EAST RUTHERFORD, N.J. - It was 5:02 p.m., more than an hour after the game ended. The group in the hallway beneath MetLife Stadium had thinned considerably. Tammy Reid sat on a trestle table, wearing a full-length fur coat, swinging her legs back and forth. Her daughter, Crosby, stood next to her. Her two sons, Britt and Spencer, were at the game, too, there for the last go-round.

A yellow electric cart bearing a placard that read "Stadium Security" idled outside the locker-room door. The players and assistant coaches had gone, most carrying meals packed into clear plastic bags, something to eat on the ride down the turnpike. The bus was waiting, though, for this final group.

The game had been an abominable bit of punctuation on a disaster of a season; Giants 42, Eagles 7. It was the kind of game after which wide receiver Jeremy Maclin, when asked if his teammates quit, could only come up with, "I don't want to say so. Then again, I'm not them so I don't know."

The Eagles finished the season 4-12, and they were 4-12 on merit, and no one could even pretend otherwise. Reid is getting fired on Monday after 14 seasons and everybody knows it and no one is even pretending to argue otherwise. Several media outlets reported that team owner Jeffrey Lurie fired Reid at a meeting on Friday. Reid said they had not had the conversation yet, and the club strongly denied those reports, and, well, whatever. It is like arguing about when the last wave crashed over the Titanic.

And so, it was 5:02 p.m. when the visiting locker room door swung open and Reid, dressed in a dark suit, hopped into the cart along with his family and a few others. The driver of the cart beeped once, quickly, and they all sped off toward the loading dock.

The best coach in the history of the franchise was about to take his final bus ride.

He revealed almost nothing, right until the end. The last home game against Washington had offered Reid an opportunity, but he declined. This entire final week, leading up to Sunday, was an open invitation for some public reminiscences, but all Reid would do was look forward to the challenge of playing the Giants. Postgame, same thing. Offensive coordinator Marty Mornhinweg had no trouble using the past tense - "We had quite a run," he said, at one point - but Reid would not go there, not yet, inscrutable to the end.

This is as close as he came, when asked about his emotions: "Well, we're not there yet. But I've loved the Philadelphia Eagles - that's all I have to say. And I've loved every minute that I've had the chance to coach them."

His refusal to give fans anything more than the most fleeting peek behind the curtain will be remembered forever. It marked him as arrogant to many people, but that wasn't it. Simply, Reid was all about protecting his players, and being too candid about even trivial matters left him uncomfortable because of how the players might read it. He did not trust himself to walk that line, so he avoided the line altogether. He would never waver in that or try to make himself look good at the players' expense.

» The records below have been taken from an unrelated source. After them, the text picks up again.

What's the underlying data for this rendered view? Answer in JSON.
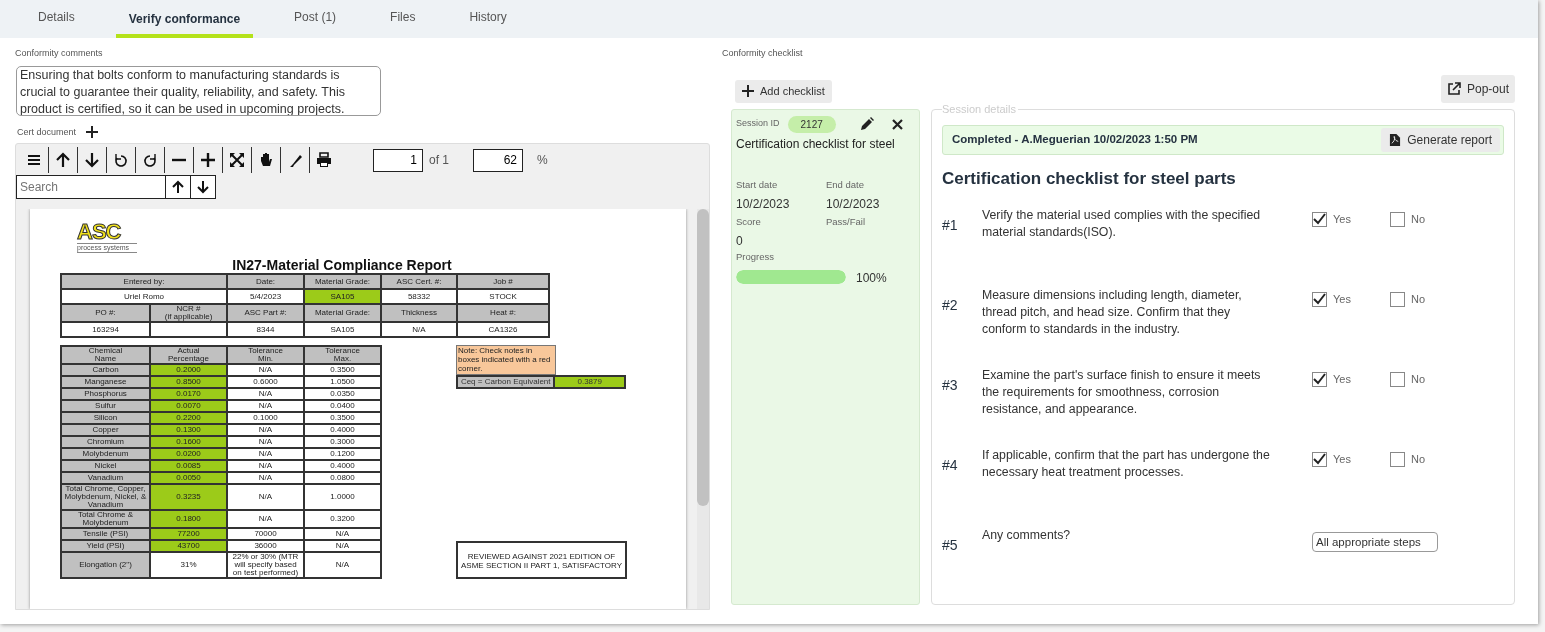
{
  "tabs": [
    {
      "label": "Details",
      "selected": false
    },
    {
      "label": "Verify conformance",
      "selected": true
    },
    {
      "label": "Post (1)",
      "selected": false
    },
    {
      "label": "Files",
      "selected": false
    },
    {
      "label": "History",
      "selected": false
    }
  ],
  "conformity_comments": {
    "label": "Conformity comments",
    "value": "Ensuring that bolts conform to manufacturing standards is crucial to guarantee their quality, reliability, and safety. This product is certified, so it can be used in upcoming projects."
  },
  "cert_document": {
    "label": "Cert document",
    "viewer": {
      "page": "1",
      "page_count": "of 1",
      "zoom": "62",
      "zoom_unit": "%",
      "search": {
        "placeholder": "Search"
      }
    },
    "report": {
      "logo": "ASC",
      "logo_subtitle": "process systems",
      "title": "IN27-Material Compliance Report",
      "header_rows": [
        [
          {
            "text": "Entered by:",
            "kind": "head",
            "wide": true
          },
          {
            "text": "Date:",
            "kind": "head",
            "wide": false
          },
          {
            "text": "Material Grade:",
            "kind": "head",
            "wide": false
          },
          {
            "text": "ASC Cert. #:",
            "kind": "head",
            "wide": false
          },
          {
            "text": "Job #",
            "kind": "head",
            "wide": false
          }
        ],
        [
          {
            "text": "Uriel Romo",
            "kind": "plain",
            "wide": true
          },
          {
            "text": "5/4/2023",
            "kind": "plain",
            "wide": false
          },
          {
            "text": "SA105",
            "kind": "pass",
            "wide": false
          },
          {
            "text": "58332",
            "kind": "plain",
            "wide": false
          },
          {
            "text": "STOCK",
            "kind": "plain",
            "wide": false
          }
        ],
        [
          {
            "text": "PO #:",
            "kind": "head",
            "wide": false
          },
          {
            "text": "NCR #\n(if applicable)",
            "kind": "head",
            "wide": false
          },
          {
            "text": "ASC Part #:",
            "kind": "head",
            "wide": false
          },
          {
            "text": "Material Grade:",
            "kind": "head",
            "wide": false
          },
          {
            "text": "Thickness",
            "kind": "head",
            "wide": false
          },
          {
            "text": "Heat #:",
            "kind": "head",
            "wide": false
          }
        ],
        [
          {
            "text": "163294",
            "kind": "plain",
            "wide": false
          },
          {
            "kind": "plain",
            "wide": false
          },
          {
            "text": "8344",
            "kind": "plain",
            "wide": false
          },
          {
            "text": "SA105",
            "kind": "plain",
            "wide": false
          },
          {
            "text": "N/A",
            "kind": "plain",
            "wide": false
          },
          {
            "text": "CA1326",
            "kind": "plain",
            "wide": false
          }
        ]
      ],
      "chem_columns": [
        "Chemical\nName",
        "Actual\nPercentage",
        "Tolerance\nMin.",
        "Tolerance\nMax."
      ],
      "chem_rows": [
        {
          "name": "Carbon",
          "actual": "0.2000",
          "min": "N/A",
          "max": "0.3500",
          "pass": true
        },
        {
          "name": "Manganese",
          "actual": "0.8500",
          "min": "0.6000",
          "max": "1.0500",
          "pass": true
        },
        {
          "name": "Phosphorus",
          "actual": "0.0170",
          "min": "N/A",
          "max": "0.0350",
          "pass": true
        },
        {
          "name": "Sulfur",
          "actual": "0.0070",
          "min": "N/A",
          "max": "0.0400",
          "pass": true
        },
        {
          "name": "Silicon",
          "actual": "0.2200",
          "min": "0.1000",
          "max": "0.3500",
          "pass": true
        },
        {
          "name": "Copper",
          "actual": "0.1300",
          "min": "N/A",
          "max": "0.4000",
          "pass": true
        },
        {
          "name": "Chromium",
          "actual": "0.1600",
          "min": "N/A",
          "max": "0.3000",
          "pass": true
        },
        {
          "name": "Molybdenum",
          "actual": "0.0200",
          "min": "N/A",
          "max": "0.1200",
          "pass": true
        },
        {
          "name": "Nickel",
          "actual": "0.0085",
          "min": "N/A",
          "max": "0.4000",
          "pass": true
        },
        {
          "name": "Vanadium",
          "actual": "0.0050",
          "min": "N/A",
          "max": "0.0800",
          "pass": true
        },
        {
          "name": "Total Chrome, Copper, Molybdenum, Nickel, & Vanadium",
          "actual": "0.3235",
          "min": "N/A",
          "max": "1.0000",
          "pass": true
        },
        {
          "name": "Total Chrome & Molybdenum",
          "actual": "0.1800",
          "min": "N/A",
          "max": "0.3200",
          "pass": true
        },
        {
          "name": "Tensile (PSI)",
          "actual": "77200",
          "min": "70000",
          "max": "N/A",
          "pass": true
        },
        {
          "name": "Yield (PSI)",
          "actual": "43700",
          "min": "36000",
          "max": "N/A",
          "pass": true
        },
        {
          "name": "Elongation (2\")",
          "actual": "31%",
          "min": "22% or 30% (MTR will specify based on test performed)",
          "max": "N/A",
          "pass": false
        }
      ],
      "note": "Note: Check notes in boxes indicated with a red corner.",
      "ceq": {
        "label": "Ceq = Carbon Equivalent",
        "value": "0.3879",
        "pass": true
      },
      "review": "REVIEWED AGAINST 2021 EDITION OF ASME SECTION II PART 1, SATISFACTORY"
    }
  },
  "conformity_checklist": {
    "label": "Conformity checklist",
    "add_button": "Add checklist",
    "popout_button": "Pop-out",
    "session": {
      "id_label": "Session ID",
      "id": "2127",
      "title": "Certification checklist for steel",
      "fields": [
        {
          "label": "Start date",
          "value": "10/2/2023"
        },
        {
          "label": "End date",
          "value": "10/2/2023"
        },
        {
          "label": "Score",
          "value": "0"
        },
        {
          "label": "Pass/Fail"
        }
      ],
      "progress": {
        "label": "Progress",
        "level": 1,
        "reading": "100%"
      }
    },
    "details": {
      "legend": "Session details",
      "status": "Completed - A.Meguerian 10/02/2023 1:50 PM",
      "report_button": "Generate report",
      "title": "Certification checklist for steel parts",
      "items": [
        {
          "number": "#1",
          "kind": "yes_no",
          "text": "Verify the material used complies with the specified material standards(ISO).",
          "options": [
            {
              "label": "Yes",
              "checked": true
            },
            {
              "label": "No",
              "checked": false
            }
          ]
        },
        {
          "number": "#2",
          "kind": "yes_no",
          "text": "Measure dimensions including length, diameter, thread pitch, and head size. Confirm that they conform to standards in the industry.",
          "options": [
            {
              "label": "Yes",
              "checked": true
            },
            {
              "label": "No",
              "checked": false
            }
          ]
        },
        {
          "number": "#3",
          "kind": "yes_no",
          "text": "Examine the part's surface finish to ensure it meets the requirements for smoothness, corrosion resistance, and appearance.",
          "options": [
            {
              "label": "Yes",
              "checked": true
            },
            {
              "label": "No",
              "checked": false
            }
          ]
        },
        {
          "number": "#4",
          "kind": "yes_no",
          "text": "If applicable, confirm that the part has undergone the necessary heat treatment processes.",
          "options": [
            {
              "label": "Yes",
              "checked": true
            },
            {
              "label": "No",
              "checked": false
            }
          ]
        },
        {
          "number": "#5",
          "kind": "comment",
          "text": "Any comments?",
          "value": "All appropriate steps"
        }
      ]
    }
  }
}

There was a time in this town when Dick Vermeil was so publicly emotional that he bonded with fans at their most primal. There was another time when Buddy Ryan - rollicking, ass-kicking, and screw the boss besides - struck a resounding populist chord. But Vermeil ultimately burned out, as did his team - and Ryan's act was never built for the long term, and everybody knew it, and the town was bitterly divided about his tenure when he was fired.

Reid was different. He did not connect on an emotional level with the fan base. He simply coached well enough and consistently enough to raise their expectations to a place where they had never been. He threw too much, and he butchered the clock for years, and he lost every press conference, but he made the playoffs nine times and went to five NFC Championship Games and one Super Bowl. It was not enough for him or for you - but the reason was because of those raised expectations.

Think back to the early 1970s, if you are old enough, or to 1983, or 1994, or 1998. Through most of those decades, failure was the house guest who never seemed to leave for very long. For the Eagles, for much of their history, the good times were just hiccups. A run of nine playoff appearances in 11 seasons would have been inconceivable.

Make no mistake: Reid deserves to be fired. After 8-8 and 4-12, it is time. But as he sped away on that security cart on Sunday night, heading for an unknown future, it was hard not to wonder about what life is about to become for the Eagles. Because whoever replaces him has to know that the job is harder than the one Andy Reid took over in 1999 because the expectations are so much greater. That is the man's legacy.